Aluno da educação especial precisa de tratamento urgente para lesão na perna

 Terça-feira, 01 de setembro de 2026 

Um estudante da rede estadual de ensino de Várzea Grande, matriculado na educação especial, enfrenta um grave problema de saúde em uma das pernas e necessita de atendimento médico urgente. Segundo denúncia encaminhada a redação, os órgãos de proteção já foram acionados, mas ainda não houve ajuda efetiva. O quadro se agravou nos últimos meses, enquanto a mãe do aluno, idosa e também em situação de vulnerabilidade, encontra dificuldades para conseguir sozinha o tratamento necessário ao filho.

O caso foi formalizado em documento enviado ao Conselho Tutelar de Várzea Grande, além de encaminhamentos feitos à Secretaria de Educação (Seduc-MT), à Secretaria de Saúde (Ses-MT) e ao Ministério Público de Mato Grosso (MPMT).
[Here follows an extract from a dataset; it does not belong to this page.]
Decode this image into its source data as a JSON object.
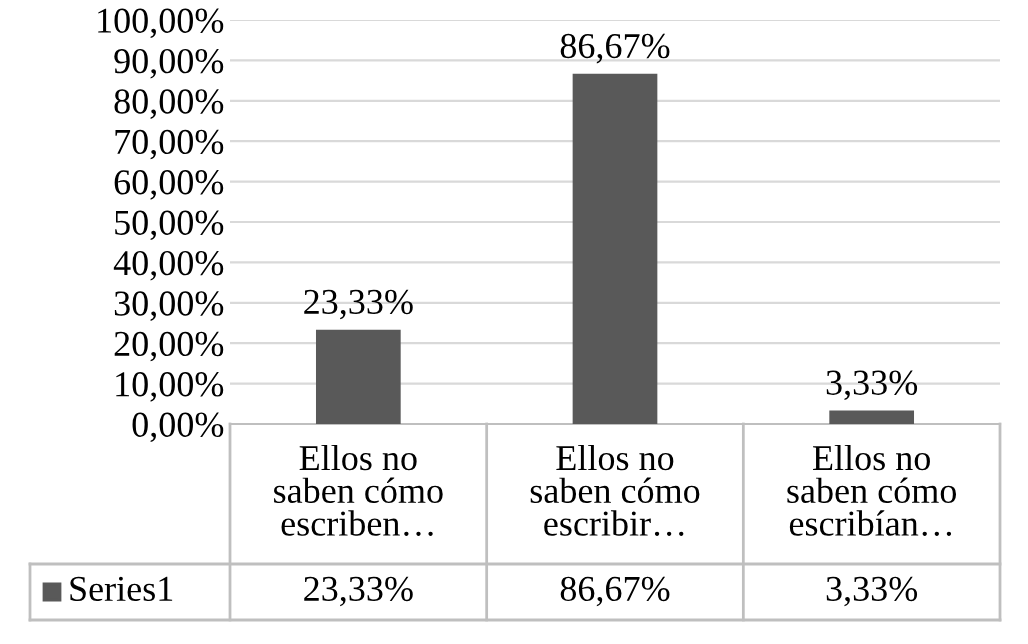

Conforme o relato, a situação seria conhecida desde maio e causa preocupação diante dos riscos à saúde e à integridade física do estudante.

O documento descreve uma lesão grave em uma das pernas, com sinais de infecção. Conforme informações atribuídas a pessoas que trabalham na unidade escolar, a ferida apresenta mau odor e larvas, condição que reforça a necessidade de avaliação médica imediata diante do risco de agravamento.

A situação se torna ainda mais delicada pelas condições familiares. De acordo com o relato, a mãe do estudante é idosa, também enfrenta dificuldades relacionadas à própria saúde e busca atendimento adequado para o filho há meses. Até a elaboração do documento, porém, não havia sido apontada uma solução capaz de assegurar o tratamento necessário.

Pedido por providências 

O pedido solicita providências urgentes para garantir ao estudante acesso à avaliação e ao tratamento médico necessários. Também requer a apuração das medidas que teriam sido adotadas pela escola e pela Seduc desde que a situação chegou ao conhecimento da unidade.

Datado de 18 de agosto de 2026, o documento sustenta que o quadro exige intervenção imediata diante do risco de agravamento e reforça a necessidade de assegurar ao aluno os direitos fundamentais à saúde, à dignidade e à integridade física.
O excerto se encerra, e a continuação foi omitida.